Hidden AI – How to “eat” your AI to monopolize markets
Core to Equal’s investment philosophy is finding ways for technology to have impact where it’s previously been under-utilized. While there are many markets where there are known buyers for high functioning products, we’ve witnessed many large markets that experience extremely limited willingness-to-pay for software where it makes more sense for startups to “eat” the core advantages of their IP. My colleague Ali highlighted this in one of our most recent posts, introducing the concept of “Hidden AI”. For these companies, AI is at the core of their competitive advantage, but is rarely seen to the end customer. On the outside, they appear to operate much like incumbents, but underneath the surface is where all the competitive advantage lies.
Certain industry segments will have more or less price elasticity to tech adoption, but just picking the right industry for this type of model isn’t enough. Determining “how” to eat your AI is equally important. To illustrate this, lets look at the insurance industry with a few of our portfolio companies.
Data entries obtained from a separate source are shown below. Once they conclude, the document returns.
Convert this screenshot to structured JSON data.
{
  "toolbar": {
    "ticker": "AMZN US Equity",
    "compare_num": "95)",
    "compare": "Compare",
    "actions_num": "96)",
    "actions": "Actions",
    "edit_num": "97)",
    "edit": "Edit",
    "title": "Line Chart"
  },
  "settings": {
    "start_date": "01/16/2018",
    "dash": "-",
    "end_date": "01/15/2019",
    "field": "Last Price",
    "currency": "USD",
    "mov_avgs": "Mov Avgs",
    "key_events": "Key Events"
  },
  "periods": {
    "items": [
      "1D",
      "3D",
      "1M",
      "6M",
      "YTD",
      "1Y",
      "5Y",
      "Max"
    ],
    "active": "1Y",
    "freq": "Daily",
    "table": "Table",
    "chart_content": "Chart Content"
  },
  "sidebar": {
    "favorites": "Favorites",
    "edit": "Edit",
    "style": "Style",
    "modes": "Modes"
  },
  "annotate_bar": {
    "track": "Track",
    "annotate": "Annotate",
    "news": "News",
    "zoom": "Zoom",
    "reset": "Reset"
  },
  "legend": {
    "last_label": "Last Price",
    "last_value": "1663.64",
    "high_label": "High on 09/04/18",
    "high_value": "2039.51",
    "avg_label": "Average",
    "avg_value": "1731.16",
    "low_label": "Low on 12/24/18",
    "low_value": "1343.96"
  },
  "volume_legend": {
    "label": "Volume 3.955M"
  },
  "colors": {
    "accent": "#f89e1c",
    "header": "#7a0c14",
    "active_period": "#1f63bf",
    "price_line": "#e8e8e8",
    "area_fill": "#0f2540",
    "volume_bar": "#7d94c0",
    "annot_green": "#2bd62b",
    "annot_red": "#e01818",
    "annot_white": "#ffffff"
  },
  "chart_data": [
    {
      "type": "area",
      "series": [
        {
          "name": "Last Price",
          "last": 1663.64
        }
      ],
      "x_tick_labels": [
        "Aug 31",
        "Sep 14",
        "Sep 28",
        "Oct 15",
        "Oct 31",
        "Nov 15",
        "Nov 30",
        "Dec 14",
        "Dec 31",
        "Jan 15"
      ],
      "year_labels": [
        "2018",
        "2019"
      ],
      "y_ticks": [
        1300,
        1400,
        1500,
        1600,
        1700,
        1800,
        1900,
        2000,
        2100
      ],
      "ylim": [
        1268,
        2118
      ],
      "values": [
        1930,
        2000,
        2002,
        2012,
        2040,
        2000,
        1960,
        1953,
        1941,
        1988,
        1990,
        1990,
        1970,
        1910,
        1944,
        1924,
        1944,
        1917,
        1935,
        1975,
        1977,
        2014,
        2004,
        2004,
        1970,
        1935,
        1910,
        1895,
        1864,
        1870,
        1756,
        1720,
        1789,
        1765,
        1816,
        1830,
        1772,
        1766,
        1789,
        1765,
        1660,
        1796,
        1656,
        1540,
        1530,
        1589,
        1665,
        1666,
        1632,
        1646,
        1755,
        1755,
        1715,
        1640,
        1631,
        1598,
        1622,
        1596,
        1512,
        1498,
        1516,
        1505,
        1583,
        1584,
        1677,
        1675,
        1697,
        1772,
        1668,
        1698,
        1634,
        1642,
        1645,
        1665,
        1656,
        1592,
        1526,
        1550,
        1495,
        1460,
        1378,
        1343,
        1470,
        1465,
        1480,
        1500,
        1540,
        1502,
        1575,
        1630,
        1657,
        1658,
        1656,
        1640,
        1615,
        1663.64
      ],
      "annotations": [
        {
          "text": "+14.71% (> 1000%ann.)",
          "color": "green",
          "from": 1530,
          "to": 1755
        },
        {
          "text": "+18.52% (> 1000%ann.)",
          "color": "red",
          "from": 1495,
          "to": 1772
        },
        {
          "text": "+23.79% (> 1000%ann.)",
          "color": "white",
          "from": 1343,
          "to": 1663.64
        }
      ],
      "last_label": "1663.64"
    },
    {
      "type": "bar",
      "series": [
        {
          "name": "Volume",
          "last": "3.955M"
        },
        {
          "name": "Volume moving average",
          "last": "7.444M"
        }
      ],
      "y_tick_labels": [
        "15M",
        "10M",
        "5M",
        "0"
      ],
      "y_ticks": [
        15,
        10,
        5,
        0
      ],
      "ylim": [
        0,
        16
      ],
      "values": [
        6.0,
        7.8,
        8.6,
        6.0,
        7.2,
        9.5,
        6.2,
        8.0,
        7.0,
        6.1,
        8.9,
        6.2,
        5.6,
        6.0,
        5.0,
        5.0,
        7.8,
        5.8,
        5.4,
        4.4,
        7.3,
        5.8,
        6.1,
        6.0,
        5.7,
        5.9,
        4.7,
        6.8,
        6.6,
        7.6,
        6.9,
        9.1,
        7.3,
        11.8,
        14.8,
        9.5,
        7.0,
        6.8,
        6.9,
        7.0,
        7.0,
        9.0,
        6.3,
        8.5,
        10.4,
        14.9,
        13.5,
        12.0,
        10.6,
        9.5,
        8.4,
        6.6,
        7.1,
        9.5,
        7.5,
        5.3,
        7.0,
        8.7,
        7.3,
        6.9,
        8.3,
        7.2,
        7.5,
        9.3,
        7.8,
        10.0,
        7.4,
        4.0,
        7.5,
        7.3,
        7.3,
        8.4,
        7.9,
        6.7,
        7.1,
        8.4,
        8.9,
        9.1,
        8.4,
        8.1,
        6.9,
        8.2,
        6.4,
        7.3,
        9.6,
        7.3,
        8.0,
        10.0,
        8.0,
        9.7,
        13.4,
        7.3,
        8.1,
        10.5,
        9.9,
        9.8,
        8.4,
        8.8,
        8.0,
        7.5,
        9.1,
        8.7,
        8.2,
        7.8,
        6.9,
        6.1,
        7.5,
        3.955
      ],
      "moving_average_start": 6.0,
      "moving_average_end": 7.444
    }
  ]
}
Two of our portfolio companies, Stand Insurance, a next-gen property insurance company attacking climatic risk, and Equal Parts, an insurance agency aggregation platform, are two core examples of “Hidden AI” at work. These companies operate seamlessly with customers and stakeholders in the legacy value chain. Outsiders rarely know they are interacting with anything that is AI-related when they work with us – they just know they are getting incredible products/services at incredible prices. On the back end, however, AI is at the core of both of these businesses, enabling Stand to underwrite and mitigate risk in ways that were previously unimaginable and for Equal Parts to see 60-70% reductions in OpEx over legacy agencies.
If you look at the industry cost structures for these segments (carriers and brokers), the most significant cost segment for carriers is COGS (the losses they accumulate for the policies they underwrite) and for brokers, its OpEx (the wages for various staff to service business). While much of wave 1 insurtech companies focused on decreasing CAC and increasing WTP (which largely proved fruitless), those economic parameters are important, but simply don’t provide enough leverage to win the category. Being 50% better on CAC (which might represent 10-20% of the total policy value), doesn’t matter if you are running a loss ratio of 105% of policy value (which many wave 1 insurtechs were) compared to others in the industry operating at 40-60%.
We often use the graphic below as a way to identify which cost structures are most applicable for a given company in its industry segment and to determine what would be necessary to develop, sustain and compound a unit economics advantage (or what we refer to as a “moat”).
For both Stand and Equal Parts, their core IP is focused on the most expensive parts of their industry cost structure. Winning on those cost structures (and having a significant edge on those cost structures) provides the potential for a monopolistic position in those markets. Needless to say, this has enabled these companies to grow phenomenally quickly with outstanding economics. Having worked closely with insurance carriers and brokers for the last decade, I have no doubt that these companies internalizing their AI is the far superior to selling it.
This isn’t to say you can’t build great companies attacking other segments of the cost structure. Another one of our companies, 9root, is an agentic platform for transforming the operations of insurance carriers. This is a cost segment worth hundreds of billions of dollars, but its hard to be a carrier that can when on OpEx excellence alone. In their case, its far better to sell their services to as many carriers as possible. Given the size of their market and the benefit to their end customers, this is still a tremendously large market opportunity. Both these approaches can yield category defining $10b+ companies, but knowing when to implement each is highly dependent on the cost structure and competitive dynamics of your industry segment, so make sure to do your homework in advance.